Use specific restriction enzymes to digest plasmid mutant-psb1a3,GFP and RFP to get sticky ends and purify the DNA fragment after the Electrophoresis.
Menthod:
1. Digestion of plasmid mutant-psb1a3,Prepare the sample reaction as indicated below:
Total: 50μl
+ 3.0μl of Not I restriction enzyme, #ER0591
+ 3.0μl of Afl II restriction enzyme, #ER0831
+ 5.0μl of 10X buffer O
+ 1.0μl of mutant-mutant-psb1a3 plasmid
+ 37.0μl of ddH2O
2. Digestion of PCR product GFP, Prepare the sample reaction as indicated below:
Total: 50μl
+ 3.0μl of Not I restriction enzyme, #ER0591
+ 3.0μl of Spe I restriction enzyme, #ER1251
+ 5μl of 10X buffer Tango
+ 10μl of PCR products GFP
+ 29μl of ddH2O
3. Digestion of PCR product RFP
Prepare the sample reaction as indicated below:
Total: 50μl
+ 3.0μl of Afl II restriction enzyme, #ER0831
+ 3.0μl of Spe I restriction enzyme, #ER1251
+ 5μl of 10X buffer Tango
+ 10μl of PCR products RFP
+ 29μl of ddH2O
4. Put the tubes in 37℃ environment for 4-8 hours
5. Use DNA Gel Extraction Ki to purify the mutant-psb1a3 fragment, GFP and RFP after digestion and named them by mutant-psb1a3 (NA) ,GFP(NS) and RFP(AS) after the Electrophoresis.
Ligation
Ligation is the process by which target DNA gene is inserted into a plasmid. Both the plasmid and insert are prepared to have the sticky ends. These two kinds of DNA pieces are placed in a reaction tube and the proper DNA ligase, buffer, and cofactors are added for the reaction to take place. When done properly, the ligation will result in a successful combination of the insert and plasmid into one plasmid.
Procedures
1. Prepare the control reaction as indicated below:
Total: 10μl
+ 1.0μl of plasmid mutant-psb1a3 (NA)
+ 3.0μl of GFP(NS)
+ 3.0μl of RFP(AS)
+ 2.0μl of T4 DNA Ligase , 5u/μl,#EL0011
+ 1.0μl of 10XT4 Ligase buffer
Prepare the sample reaction as indicated below:
Total: 10μl
+ 1.0μl of plasmid mutant-psb1a3 (NA)
+ 2.0μl of T4 DNA Ligase,5u/μl
+ 1.0μl of 10XT4 Ligase buffer
+ 6.0μl of ddH2O
2. Put the tubes in 16℃ environment for 8-12 hours.
Bacterial Transformation
Transform the ligation products into the DH5α competent cell, put the plate overnight.
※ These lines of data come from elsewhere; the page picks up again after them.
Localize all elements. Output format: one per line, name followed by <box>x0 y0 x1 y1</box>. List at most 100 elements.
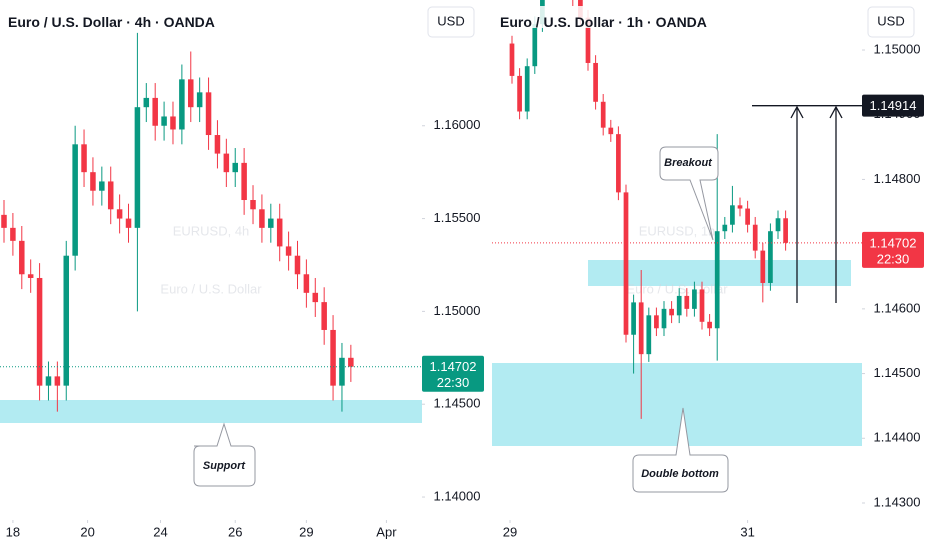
candle-body <box>608 127 614 135</box>
candle-body <box>321 302 327 330</box>
double-bottom-callout <box>632 407 729 493</box>
candle-body <box>654 315 659 329</box>
last-price-label: 1.14702 <box>430 359 477 374</box>
candle-body <box>196 92 203 108</box>
candle-body <box>676 295 682 316</box>
y-tick-label: 1.14600 <box>874 300 921 315</box>
breakout-level-label: 1.14914 <box>870 98 917 113</box>
candle-body <box>623 192 629 335</box>
x-tick-label: 31 <box>740 524 754 539</box>
candle-body <box>524 66 530 112</box>
candle-body <box>54 376 61 386</box>
candle-body <box>692 289 697 309</box>
countdown: 22:30 <box>437 375 470 390</box>
candle-body <box>276 218 283 247</box>
candle-body <box>90 172 96 191</box>
currency: USD <box>437 13 464 28</box>
target-arrows <box>790 105 843 303</box>
last-price-box <box>422 355 484 392</box>
y-tick-label: 1.14000 <box>434 488 481 503</box>
breakout-box <box>862 94 924 117</box>
candle-body <box>250 200 256 210</box>
candle-body <box>532 24 538 67</box>
candle-body <box>72 144 78 256</box>
chart-title: Euro / U.S. Dollar · 1h · OANDA <box>500 14 707 30</box>
candle-body <box>294 255 301 275</box>
y-tick-label: 1.14800 <box>874 171 921 186</box>
candle-body <box>259 209 265 228</box>
candle-body <box>152 97 158 126</box>
candle-body <box>188 79 194 108</box>
chart-left: EURUSD, 4h Euro / U.S. Dollar 1.14000 1.145… <box>0 6 484 539</box>
x-tick-label: 29 <box>503 524 517 539</box>
currency-box <box>867 6 915 38</box>
candle-body <box>10 227 16 241</box>
candle-body <box>223 153 230 173</box>
support-callout <box>193 422 256 487</box>
support-label: Support <box>203 460 246 472</box>
candle-body <box>646 315 652 355</box>
candle-body <box>161 116 167 126</box>
candle-body <box>205 92 212 136</box>
candle-body <box>285 246 292 256</box>
x-tick-label: 18 <box>6 524 20 539</box>
candle-body <box>330 329 336 386</box>
watermark: EURUSD, 4h <box>173 223 250 238</box>
candle-body <box>134 107 141 228</box>
candle-body <box>81 144 87 173</box>
candle-body <box>707 321 712 329</box>
candle-body <box>631 302 636 335</box>
candle-body <box>348 357 354 367</box>
countdown: 22:30 <box>877 251 910 266</box>
demand-zone <box>492 363 862 446</box>
candle-body <box>661 308 667 329</box>
y-tick-label: 1.16000 <box>434 117 481 132</box>
x-tick-label: 29 <box>299 524 313 539</box>
candle-body <box>339 357 345 386</box>
candle-body <box>241 162 247 201</box>
y-tick-label: 1.15500 <box>434 210 481 225</box>
candle-body <box>179 79 185 130</box>
chart-title: Euro / U.S. Dollar · 4h · OANDA <box>8 14 215 30</box>
candle-body <box>143 97 150 108</box>
candle-body <box>517 75 522 112</box>
x-tick-label: 24 <box>153 524 167 539</box>
candle-body <box>775 218 781 232</box>
candle-body <box>107 181 114 210</box>
candle-body <box>714 231 720 329</box>
title-bg <box>2 6 218 28</box>
candle-body <box>116 209 123 219</box>
candle-body <box>745 208 750 225</box>
x-tick-label: 26 <box>228 524 242 539</box>
x-tick-label: Apr <box>376 524 397 539</box>
breakout-callout <box>659 146 719 241</box>
candle-body <box>616 134 621 193</box>
candle-body <box>699 289 705 322</box>
candle-body <box>312 292 319 303</box>
candle-body <box>19 240 25 275</box>
x-tick-label: 20 <box>80 524 94 539</box>
y-tick-label: 1.15000 <box>434 303 481 318</box>
candle-body <box>27 274 34 278</box>
y-tick-label: 1.15000 <box>874 41 921 56</box>
candle-body <box>593 62 598 102</box>
watermark-sub: Euro / U.S. Dollar <box>160 281 262 296</box>
support-zone <box>0 400 422 423</box>
y-tick-label: 1.14500 <box>874 365 921 380</box>
candle-body <box>585 17 591 63</box>
candle-body <box>99 181 105 191</box>
currency-box <box>427 6 475 38</box>
candle-body <box>669 308 674 316</box>
candle-body <box>63 255 70 386</box>
candle-body <box>638 302 644 355</box>
double-bottom-label: Double bottom <box>641 468 719 480</box>
candle-body <box>684 295 690 309</box>
last-price-box <box>862 231 924 268</box>
candle-body <box>768 231 773 283</box>
watermark: EURUSD, 1h <box>639 223 716 238</box>
candle-body <box>232 162 238 173</box>
candle-body <box>214 135 221 154</box>
candle-body <box>737 205 743 209</box>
Bacterial Colony PCR for Verification
After the growth of E.coli, then pick up some colonies from the plate and do a colony PCR verification. (体系!!!)Do an electrophoresis to test which colony is positive. Besides, the colonies we choose should also be stored, we can incubate these colonies in one plate after every colony has been marked.
Culture the Bacteria
Pick up the positive colonies and throw it to 5ml LB liquid media using 12.5ml centrifuge tube. Then culture the bacteria in 37℃ overnight.